PostgreSQL – Locate Multiple Duplicate Columns in Table

duplicationpostgresqlsubquery

I am trying to report on duplicate records in a single table which has a unique key of app_cao_number. The duplicates occur if either: 1. The Passport field is duplicated; 2. The ID field is duplicated, or; 3. The Surname+FirstName are duplicated.

I can do this easily enough with three passes of the table using ORDER BY. But I am hoping to use a single SELECT statement, with subqueries, to do the job.

Starting with just finding duplicate IDs I have the following statement:

SELECT app_cao_number, app_id,
    (SELECT app_id FROM people p2 
        WHERE p2.app_id IS NOT null 
        AND p2.app_id <> ''
        AND p1.app_cao_number <> p2.app_cao_number 
        AND p1.app_id = p2.app_id 
        GROUP BY p2.app_id) AS DupId
FROM people p1
WHERE app_id IS NOT null
AND app_id <> ''

This appears to get me the results that I want, but also include rows that have a null DupId – despite my attempts to ignore blank and null values in the SELECT statement. Once this works I should be able to expand it to include the passport and name checks.

Please can someone explain why I have the following data output with nulls in the DupId column? Thank you.

enter image description here

Further:
I thought it might be the GROUP BY clause, but I replaced it with a DISTINCT clause (below), but this gave the same result.

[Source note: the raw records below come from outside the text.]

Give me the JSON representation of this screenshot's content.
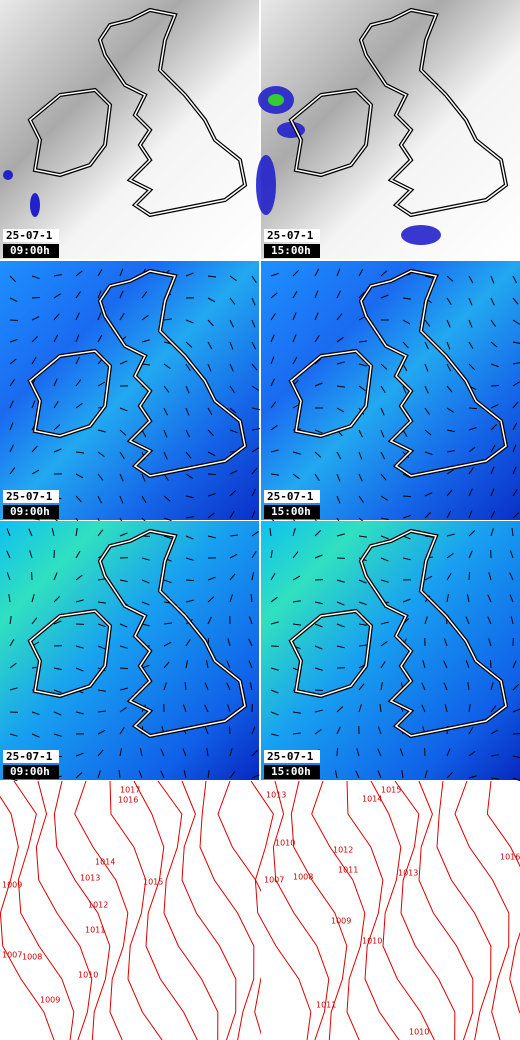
{
  "panels": [
    {
      "date": "25-07-1",
      "time": "09:00h"
    },
    {
      "date": "25-07-1",
      "time": "15:00h"
    },
    {
      "date": "25-07-1",
      "time": "09:00h"
    },
    {
      "date": "25-07-1",
      "time": "15:00h"
    },
    {
      "date": "25-07-1",
      "time": "09:00h"
    },
    {
      "date": "25-07-1",
      "time": "15:00h"
    }
  ],
  "isobars": [
    {
      "labels": [
        "1017",
        "1016",
        "1014",
        "1013",
        "1015",
        "1012",
        "1011",
        "1009",
        "1008",
        "1007",
        "1010",
        "1009"
      ]
    },
    {
      "labels": [
        "1015",
        "1014",
        "1013",
        "1010",
        "1012",
        "1016",
        "1011",
        "1008",
        "1007",
        "1013",
        "1009",
        "1010",
        "1011",
        "1010"
      ]
    }
  ]
}
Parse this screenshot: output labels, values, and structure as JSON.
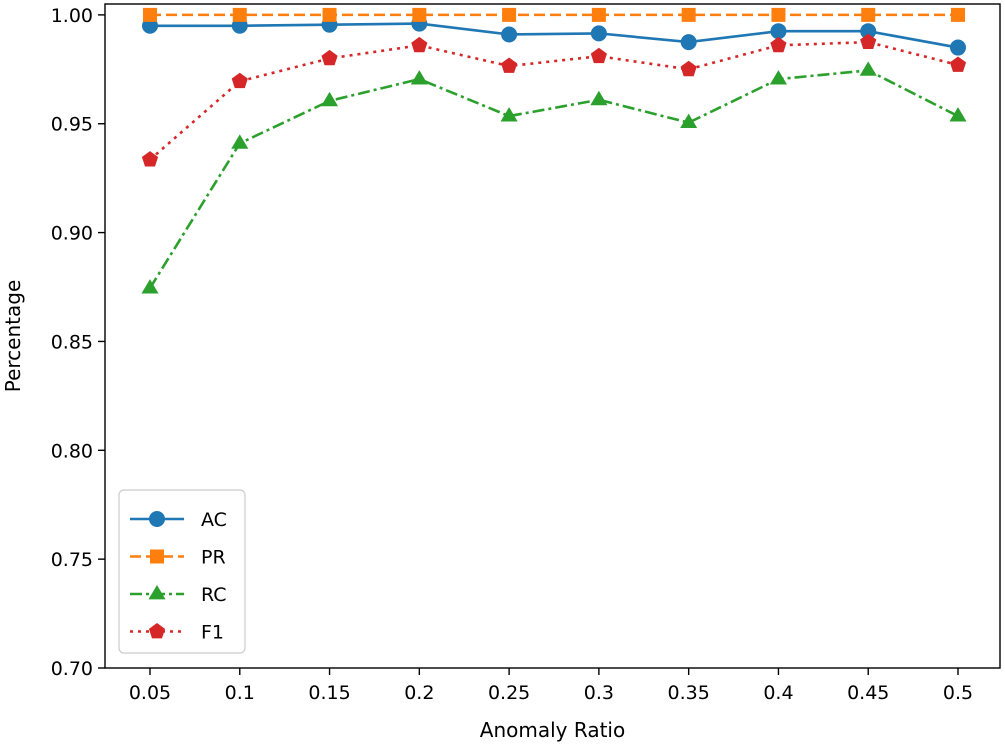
{
  "chart_data": {
    "type": "line",
    "title": "",
    "xlabel": "Anomaly Ratio",
    "ylabel": "Percentage",
    "categories": [
      "0.05",
      "0.1",
      "0.15",
      "0.2",
      "0.25",
      "0.3",
      "0.35",
      "0.4",
      "0.45",
      "0.5"
    ],
    "ylim": [
      0.7,
      1.005
    ],
    "yticks": [
      "0.70",
      "0.75",
      "0.80",
      "0.85",
      "0.90",
      "0.95",
      "1.00"
    ],
    "grid": false,
    "legend_position": "lower-left",
    "series": [
      {
        "name": "AC",
        "color": "#1f77b4",
        "dash": "solid",
        "marker": "circle",
        "values": [
          0.995,
          0.995,
          0.9955,
          0.996,
          0.991,
          0.9915,
          0.9875,
          0.9925,
          0.9925,
          0.985
        ]
      },
      {
        "name": "PR",
        "color": "#ff7f0e",
        "dash": "dashed",
        "marker": "square",
        "values": [
          1.0,
          1.0,
          1.0,
          1.0,
          1.0,
          1.0,
          1.0,
          1.0,
          1.0,
          1.0
        ]
      },
      {
        "name": "RC",
        "color": "#2ca02c",
        "dash": "dashdot",
        "marker": "triangle",
        "values": [
          0.8745,
          0.941,
          0.9605,
          0.9705,
          0.9535,
          0.961,
          0.9505,
          0.9705,
          0.9745,
          0.9535
        ]
      },
      {
        "name": "F1",
        "color": "#d62728",
        "dash": "dotted",
        "marker": "pentagon",
        "values": [
          0.9335,
          0.9695,
          0.98,
          0.986,
          0.9765,
          0.981,
          0.975,
          0.986,
          0.9875,
          0.977
        ]
      }
    ]
  }
}
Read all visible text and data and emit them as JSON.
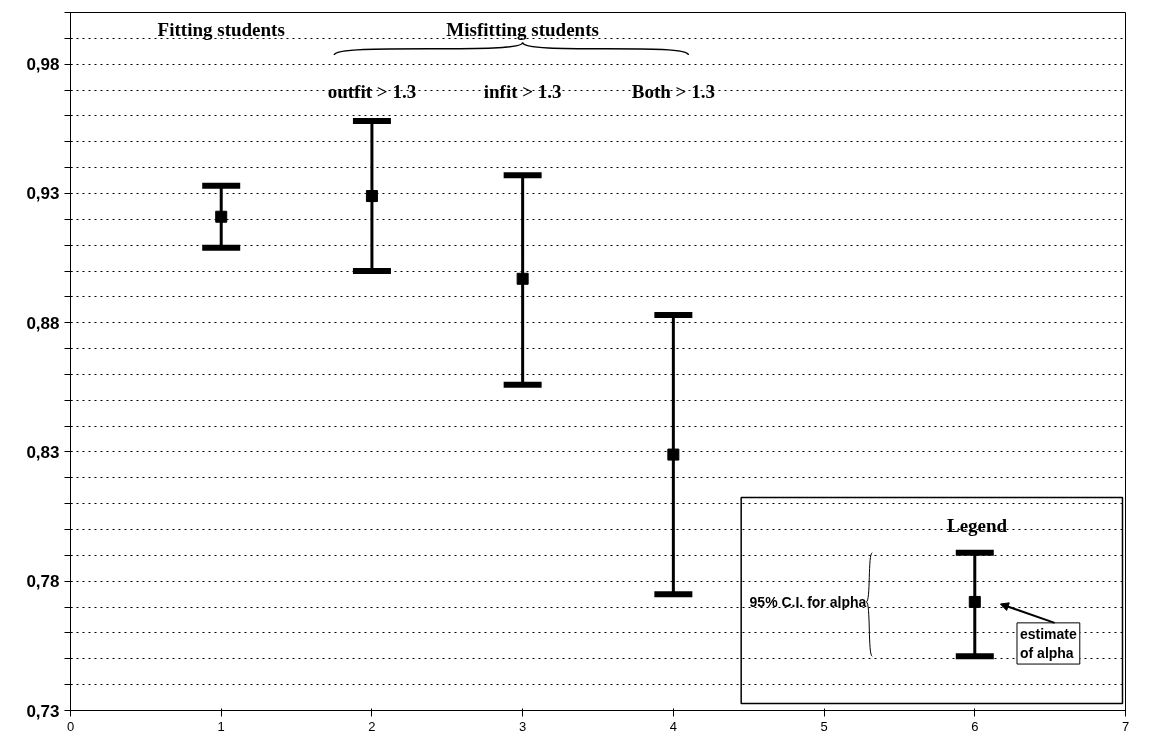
{
  "chart_data": {
    "type": "scatter",
    "x": [
      1,
      2,
      3,
      4
    ],
    "series": [
      {
        "color": "#000000",
        "values": [
          0.921,
          0.929,
          0.897,
          0.829
        ],
        "errors": [
          [
            0.909,
            0.933
          ],
          [
            0.9,
            0.958
          ],
          [
            0.856,
            0.937
          ],
          [
            0.775,
            0.883
          ]
        ]
      },
      {
        "color": "#000000",
        "x": [
          6
        ],
        "values": [
          0.772
        ],
        "errors": [
          [
            0.751,
            0.791
          ]
        ]
      }
    ],
    "xlim": [
      0,
      7
    ],
    "xticks": [
      0,
      1,
      2,
      3,
      4,
      5,
      6,
      7
    ],
    "ylim": [
      0.73,
      1.0
    ],
    "yticks": [
      {
        "value": 0.73,
        "label": "0,73"
      },
      {
        "value": 0.74,
        "label": null
      },
      {
        "value": 0.75,
        "label": null
      },
      {
        "value": 0.76,
        "label": null
      },
      {
        "value": 0.77,
        "label": null
      },
      {
        "value": 0.78,
        "label": "0,78"
      },
      {
        "value": 0.79,
        "label": null
      },
      {
        "value": 0.8,
        "label": null
      },
      {
        "value": 0.81,
        "label": null
      },
      {
        "value": 0.82,
        "label": null
      },
      {
        "value": 0.83,
        "label": "0,83"
      },
      {
        "value": 0.84,
        "label": null
      },
      {
        "value": 0.85,
        "label": null
      },
      {
        "value": 0.86,
        "label": null
      },
      {
        "value": 0.87,
        "label": null
      },
      {
        "value": 0.88,
        "label": "0,88"
      },
      {
        "value": 0.89,
        "label": null
      },
      {
        "value": 0.9,
        "label": null
      },
      {
        "value": 0.91,
        "label": null
      },
      {
        "value": 0.92,
        "label": null
      },
      {
        "value": 0.93,
        "label": "0,93"
      },
      {
        "value": 0.94,
        "label": null
      },
      {
        "value": 0.95,
        "label": null
      },
      {
        "value": 0.96,
        "label": null
      },
      {
        "value": 0.97,
        "label": null
      },
      {
        "value": 0.98,
        "label": "0,98"
      },
      {
        "value": 0.99,
        "label": null
      },
      {
        "value": 1.0,
        "label": null
      }
    ],
    "grid": "y",
    "marker": "square",
    "annotations": [
      "Fitting students",
      "Misfitting students",
      "outfit > 1.3",
      "infit > 1.3",
      "Both > 1.3",
      "Legend",
      "95% C.I. for alpha",
      "estimate of alpha"
    ]
  }
}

(SELECT DISTINCT p2.app_id FROM people p2 
    WHERE p2.app_id IS NOT null 
    AND p2.app_id <> ''
    AND p1.app_cao_number <> p2.app_cao_number 
    AND p1.app_id = p2.app_id 
    ) AS DupId

UPDATE

sample fiddle

Best Answer

Look for the model - does you need something like this?

fiddle

create table test (id int, value1 int, value2 int)
insert into test values
(1,11,21),
(2,12,22),
(3,13,23),
(4,14,24),
(5,12,24),
(6,16,26),
(7,17,24),
(8,18,28)
8 rows affected
select t1.id id, 
       t2.id dup_id,
       case when t1.value1 = t2.value1 then 'value 1'
            when t1.value2 = t2.value2 then 'value 2'
            else 'some error'
            end dup_field,
       case when t1.value1 = t2.value1 then t1.value1 :: text
            when t1.value2 = t2.value2 then t1.value2 :: text
            else 'some error'
            end dup_value
from test t1, test t2
where t1.id < t2.id
and ( t1.value1 = t2.value1
      or
      t1.value2 = t2.value2 )
id | dup_id | dup_field | dup_value
-: | -----: | :-------- | :--------
 2 |      5 | value 1   | 12       
 4 |      5 | value 2   | 24       
 4 |      7 | value 2   | 24       
 5 |      7 | value 2   | 24